Abbeel's contributions also include developing robots that can perform surgical suturing, detect objects, and plan their trajectories in uncertain situations. More recently, he has pioneered "few-shot imitation learning," where a robot is able to learn to perform a task from just one demonstration after having been pre-trained with a large set of demonstrations on related tasks.

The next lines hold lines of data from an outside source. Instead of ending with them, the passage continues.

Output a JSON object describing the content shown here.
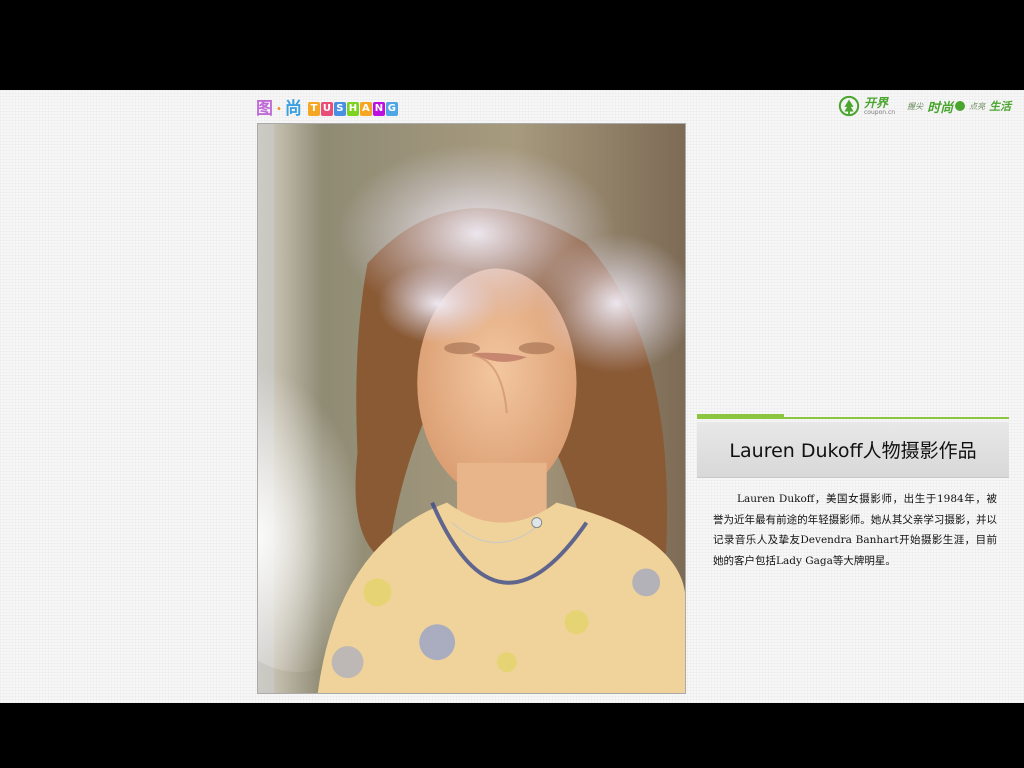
{
  "header_logo": {
    "cn_char_1": "图",
    "cn_char_2": "尚",
    "letters": [
      "T",
      "U",
      "S",
      "H",
      "A",
      "N",
      "G"
    ],
    "letter_colors": [
      "#f5a623",
      "#e94e77",
      "#4a90e2",
      "#7ed321",
      "#f5a623",
      "#bd10e0",
      "#50a5e6"
    ]
  },
  "partner_logo": {
    "brand": "开界",
    "brand_sub": "coupon.cn",
    "slogan_1": "握尖",
    "slogan_2": "时尚",
    "slogan_3": "点亮",
    "slogan_4": "生活",
    "accent_color": "#4aa52e"
  },
  "article": {
    "title": "Lauren Dukoff人物摄影作品",
    "description": "Lauren Dukoff，美国女摄影师，出生于1984年，被誉为近年最有前途的年轻摄影师。她从其父亲学习摄影，并以记录音乐人及挚友Devendra  Banhart开始摄影生涯，目前她的客户包括Lady Gaga等大牌明星。"
  },
  "colors": {
    "accent_green": "#8cc63f",
    "letterbox": "#000000",
    "slide_bg": "#f7f7f7"
  }
}
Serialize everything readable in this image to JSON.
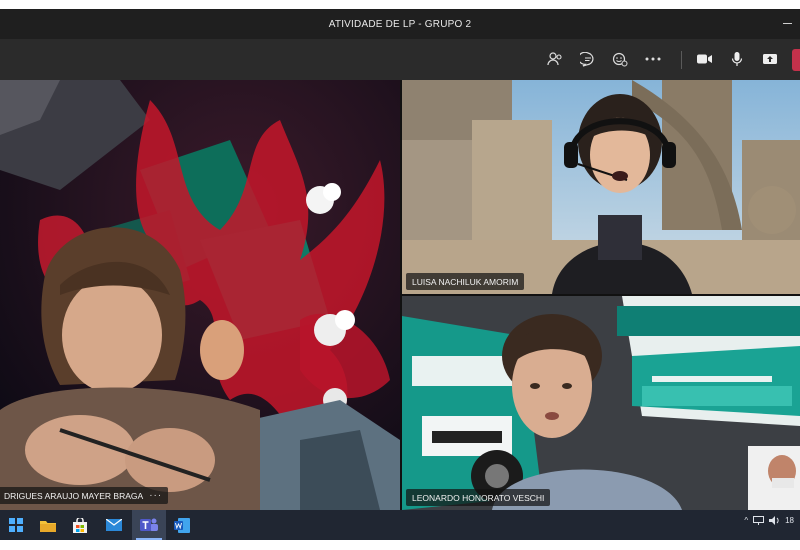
{
  "window": {
    "title": "ATIVIDADE DE LP - GRUPO 2"
  },
  "toolbar": {
    "buttons": [
      {
        "name": "participants-icon"
      },
      {
        "name": "chat-icon"
      },
      {
        "name": "reactions-icon"
      },
      {
        "name": "more-options-icon"
      },
      {
        "name": "camera-icon"
      },
      {
        "name": "microphone-icon"
      },
      {
        "name": "share-screen-icon"
      },
      {
        "name": "hang-up-icon"
      }
    ]
  },
  "participants": [
    {
      "name": "DRIGUES ARAUJO MAYER BRAGA",
      "more": "···"
    },
    {
      "name": "LUISA NACHILUK AMORIM"
    },
    {
      "name": "LEONARDO HONORATO VESCHI"
    }
  ],
  "taskbar": {
    "apps": [
      "windows-start-icon",
      "file-explorer-icon",
      "store-icon",
      "mail-icon",
      "teams-icon",
      "word-icon"
    ],
    "tray_clock": "18"
  },
  "colors": {
    "titlebar": "#1f1f1f",
    "toolbar": "#2b2b2b",
    "hangup": "#c4314b",
    "taskbar": "#202632"
  }
}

Another especially promising area where Abbeel has made important contributions is in deep reinforcement learning for robotics. Reinforcement learning is an area of machine learning where an agent (e.g., a computer program) seeks to progress towards a reward (e.g., winning a game). While early reinforcement learning programs were effective, they could only perform simple tasks. The innovation of combining reinforcement learning with deep neural networks ushered in the new field of deep reinforcement learning, which can solve far more complex problems than computer programs developed with reinforcement learning alone.
Abbeel's key breakthrough contribution in this area was developing a deep reinforcement learning method called Trust Region Policy Optimization. This method stabilizes the reinforcement learning process, enabling robots to learn a range of simulated control skills. By sharing his results, posting video tutorials, and releasing open-source code from his lab, Abbeel helped build a community of researchers that has since pushed deep learning for robotics even further ─ with robots performing ever more complicated tasks.

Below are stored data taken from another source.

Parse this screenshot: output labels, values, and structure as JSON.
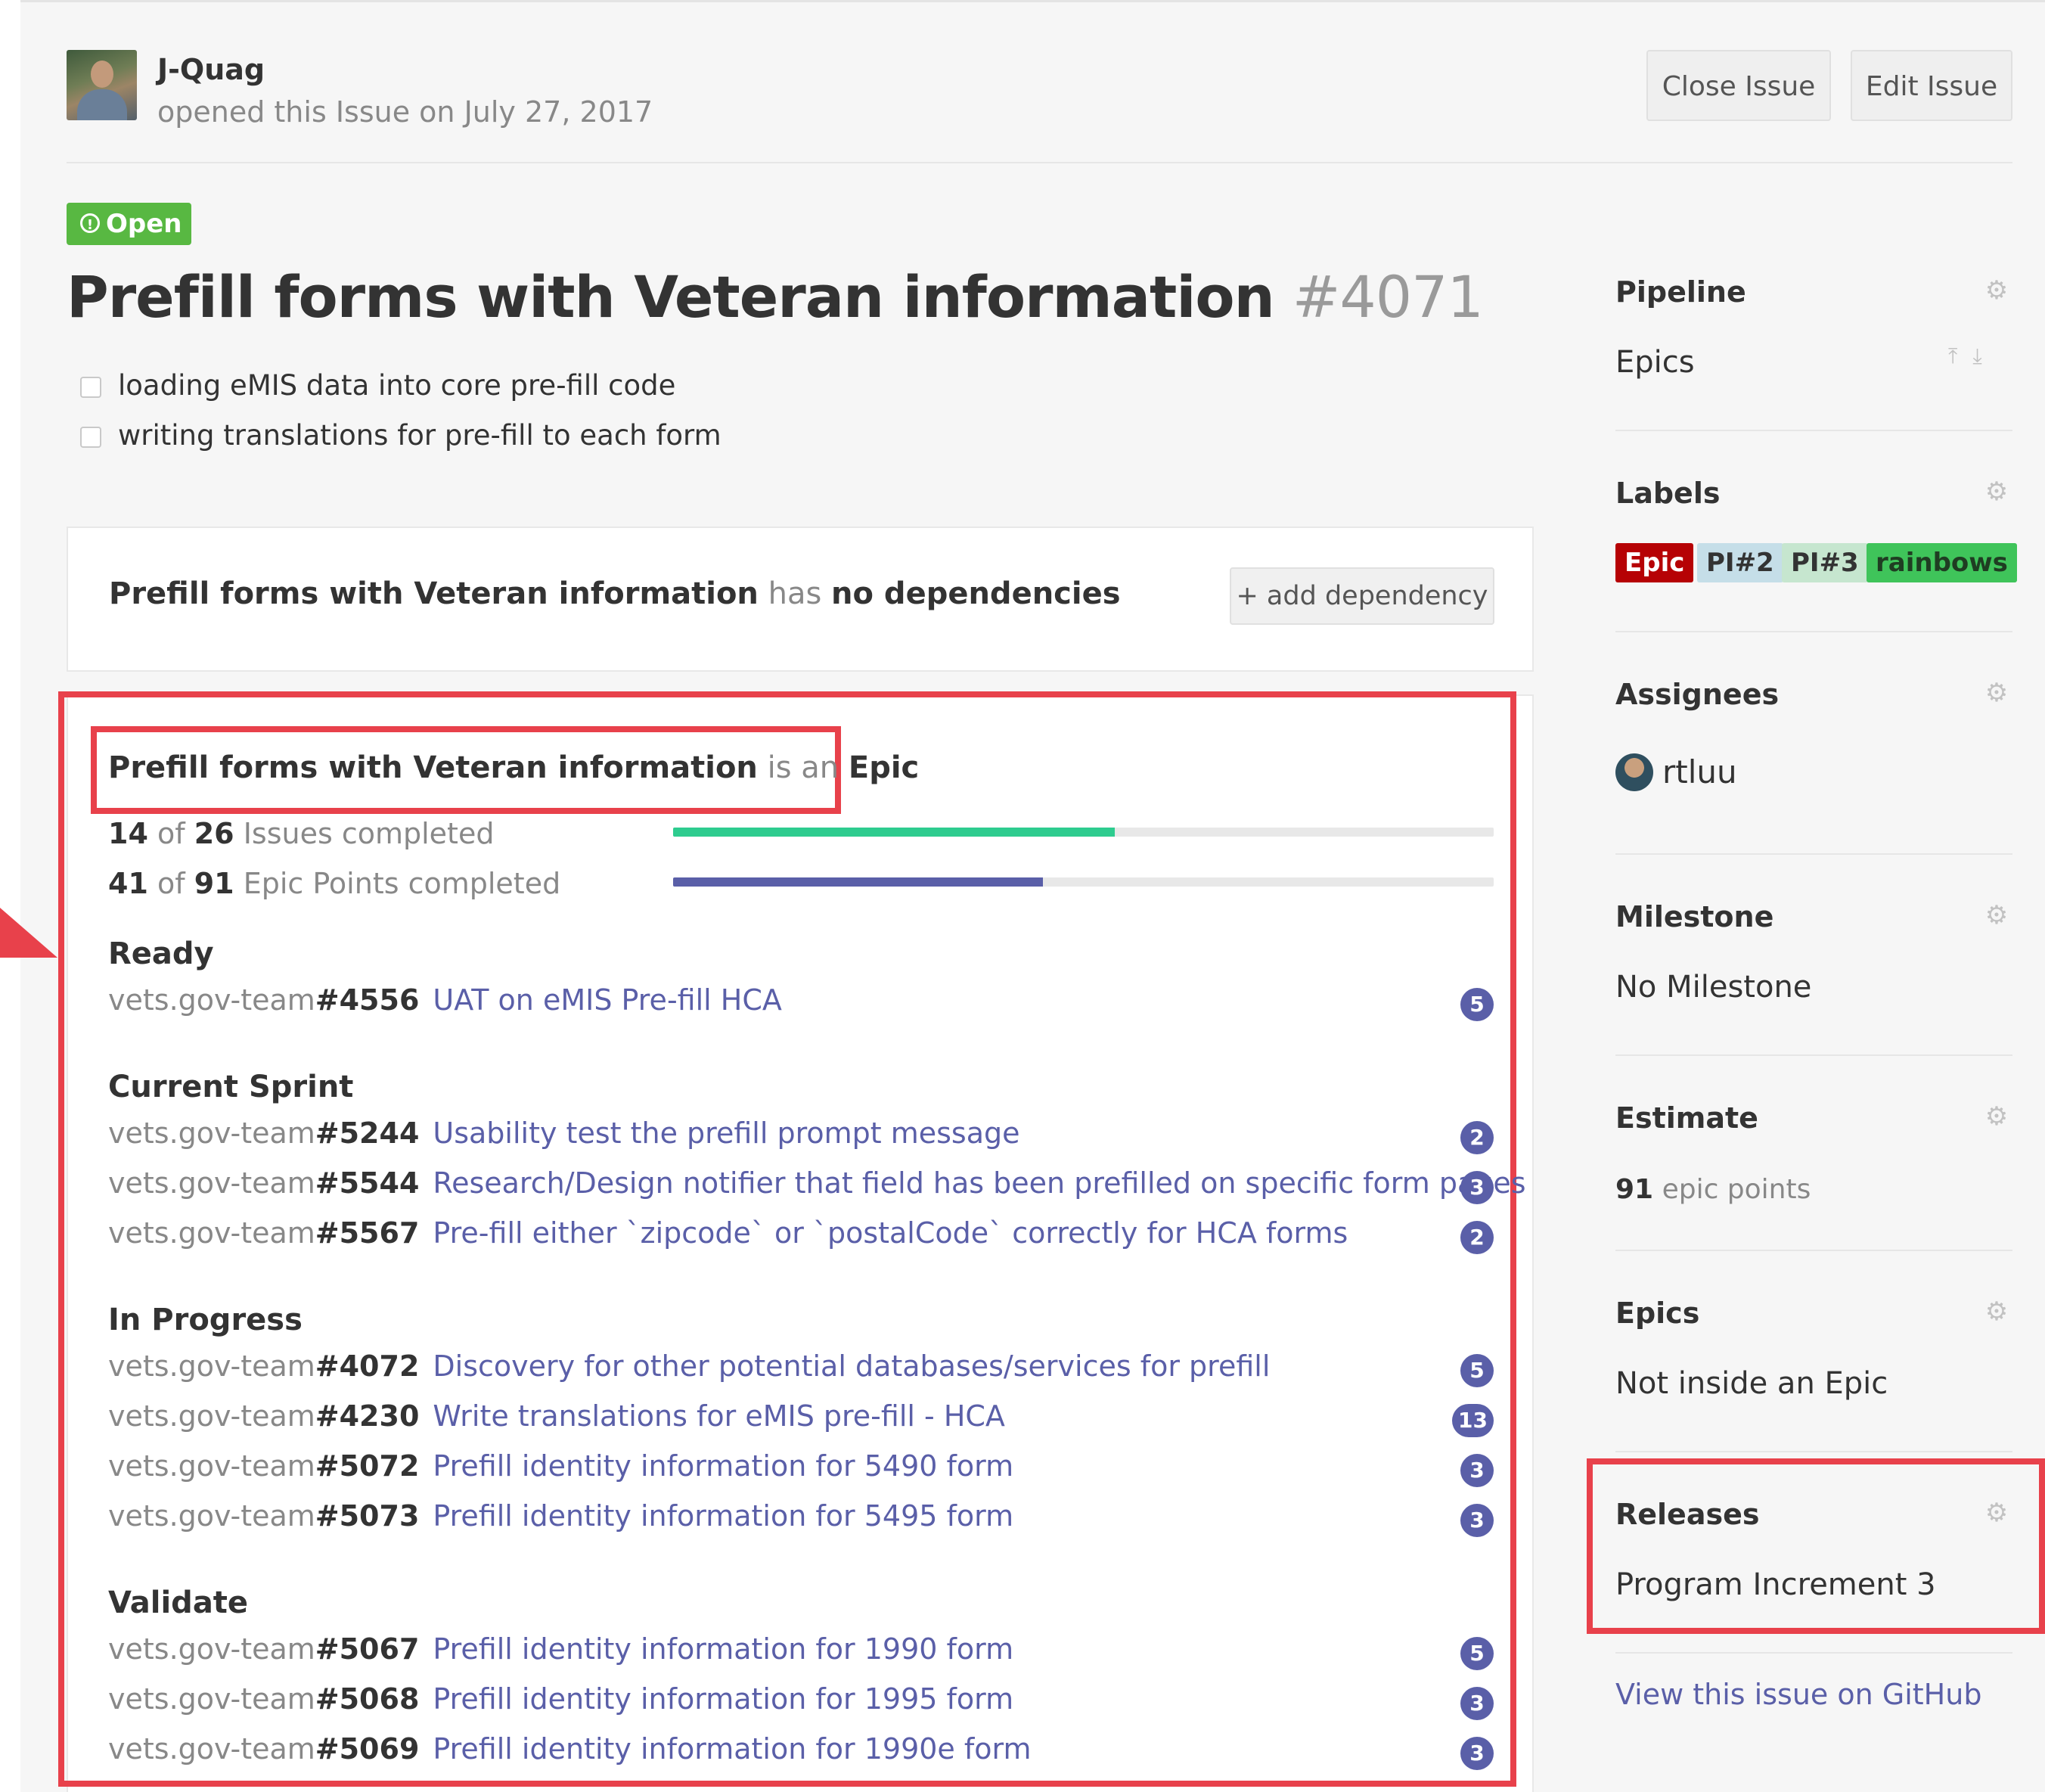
{
  "header": {
    "author": "J-Quag",
    "opened_text": "opened this Issue on July 27, 2017",
    "close_button": "Close Issue",
    "edit_button": "Edit Issue"
  },
  "issue": {
    "status": "Open",
    "title": "Prefill forms with Veteran information",
    "number": "#4071",
    "tasks": [
      {
        "label": "loading eMIS data into core pre-fill code",
        "checked": false
      },
      {
        "label": "writing translations for pre-fill to each form",
        "checked": false
      }
    ]
  },
  "dependencies": {
    "subject": "Prefill forms with Veteran information",
    "connector": "has",
    "status": "no dependencies",
    "add_button": "+ add dependency"
  },
  "epic": {
    "subject": "Prefill forms with Veteran information",
    "connector": "is an",
    "kind": "Epic",
    "issues_progress": {
      "done": "14",
      "of": "of",
      "total": "26",
      "label": "Issues completed",
      "fraction": 0.538,
      "color": "#2ecc8f"
    },
    "points_progress": {
      "done": "41",
      "of": "of",
      "total": "91",
      "label": "Epic Points completed",
      "fraction": 0.451,
      "color": "#5a5fa8"
    },
    "groups": [
      {
        "title": "Ready",
        "issues": [
          {
            "repo": "vets.gov-team",
            "number": "#4556",
            "title": "UAT on eMIS Pre-fill HCA",
            "points": "5"
          }
        ]
      },
      {
        "title": "Current Sprint",
        "issues": [
          {
            "repo": "vets.gov-team",
            "number": "#5244",
            "title": "Usability test the prefill prompt message",
            "points": "2"
          },
          {
            "repo": "vets.gov-team",
            "number": "#5544",
            "title": "Research/Design notifier that field has been prefilled on specific form pages",
            "points": "3"
          },
          {
            "repo": "vets.gov-team",
            "number": "#5567",
            "title": "Pre-fill either `zipcode` or `postalCode` correctly for HCA forms",
            "points": "2"
          }
        ]
      },
      {
        "title": "In Progress",
        "issues": [
          {
            "repo": "vets.gov-team",
            "number": "#4072",
            "title": "Discovery for other potential databases/services for prefill",
            "points": "5"
          },
          {
            "repo": "vets.gov-team",
            "number": "#4230",
            "title": "Write translations for eMIS pre-fill - HCA",
            "points": "13"
          },
          {
            "repo": "vets.gov-team",
            "number": "#5072",
            "title": "Prefill identity information for 5490 form",
            "points": "3"
          },
          {
            "repo": "vets.gov-team",
            "number": "#5073",
            "title": "Prefill identity information for 5495 form",
            "points": "3"
          }
        ]
      },
      {
        "title": "Validate",
        "issues": [
          {
            "repo": "vets.gov-team",
            "number": "#5067",
            "title": "Prefill identity information for 1990 form",
            "points": "5"
          },
          {
            "repo": "vets.gov-team",
            "number": "#5068",
            "title": "Prefill identity information for 1995 form",
            "points": "3"
          },
          {
            "repo": "vets.gov-team",
            "number": "#5069",
            "title": "Prefill identity information for 1990e form",
            "points": "3"
          }
        ]
      }
    ]
  },
  "sidebar": {
    "pipeline": {
      "title": "Pipeline",
      "value": "Epics"
    },
    "labels": {
      "title": "Labels",
      "items": [
        {
          "text": "Epic",
          "bg": "#b60205",
          "fg": "#ffffff"
        },
        {
          "text": "PI#2",
          "bg": "#c5dee8",
          "fg": "#333333"
        },
        {
          "text": "PI#3",
          "bg": "#c6e6cf",
          "fg": "#333333"
        },
        {
          "text": "rainbows",
          "bg": "#3fc45a",
          "fg": "#1f3d22"
        }
      ]
    },
    "assignees": {
      "title": "Assignees",
      "name": "rtluu"
    },
    "milestone": {
      "title": "Milestone",
      "value": "No Milestone"
    },
    "estimate": {
      "title": "Estimate",
      "number": "91",
      "unit": "epic points"
    },
    "epics": {
      "title": "Epics",
      "value": "Not inside an Epic"
    },
    "releases": {
      "title": "Releases",
      "value": "Program Increment 3"
    },
    "github_link": "View this issue on GitHub"
  },
  "icons": {
    "gear": "gear-icon",
    "move_top": "move-to-top-icon",
    "move_bottom": "move-to-bottom-icon",
    "open_status": "issue-opened-icon",
    "highlight_arrow": "annotation-arrow-icon"
  },
  "colors": {
    "open_badge": "#58b842",
    "link": "#5a5fa8",
    "highlight": "#e8414b"
  }
}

Abbeel has also made several other pioneering contributions including: generalized advantage estimation, which enabled the first 3D robot locomotion learning; soft-actor critic, which is one of the most popular deep reinforcement learning algorithms to-date; domain randomization, which showcases how learning across appropriately randomized simulators can generalize surprisingly well to the real world; and hindsight experience replay, which has been instrumental for deep reinforcement learning in sparse-reward/goal-oriented environments.

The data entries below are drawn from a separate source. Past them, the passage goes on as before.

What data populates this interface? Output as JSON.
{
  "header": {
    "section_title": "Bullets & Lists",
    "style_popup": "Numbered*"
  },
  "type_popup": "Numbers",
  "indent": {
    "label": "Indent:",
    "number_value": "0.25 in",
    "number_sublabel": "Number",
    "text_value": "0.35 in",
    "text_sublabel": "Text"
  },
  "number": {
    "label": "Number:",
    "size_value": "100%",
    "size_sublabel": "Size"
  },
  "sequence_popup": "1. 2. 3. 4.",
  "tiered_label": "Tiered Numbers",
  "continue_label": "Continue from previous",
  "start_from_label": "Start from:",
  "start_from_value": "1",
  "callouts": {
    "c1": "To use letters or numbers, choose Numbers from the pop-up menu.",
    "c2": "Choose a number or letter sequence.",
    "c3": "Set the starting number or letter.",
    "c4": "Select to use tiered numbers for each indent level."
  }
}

"Teaching robots to learn could spur major advances across many industries ─ from surgery and manufacturing to shipping and automated driving," said ACM President Gabriele Kotsis. "Pieter Abbeel is a recognized leader among a new generation of researchers who are harnessing the latest machine learning techniques to revolutionize this field. Abbeel has made leapfrog research contributions, while also generously sharing his knowledge to build a community of colleagues working to take robots to an exciting new level of ability. His work exemplifies the intent of the ACM Prize in Computing to recognize outstanding work with ‘depth, impact, and broad implications.'"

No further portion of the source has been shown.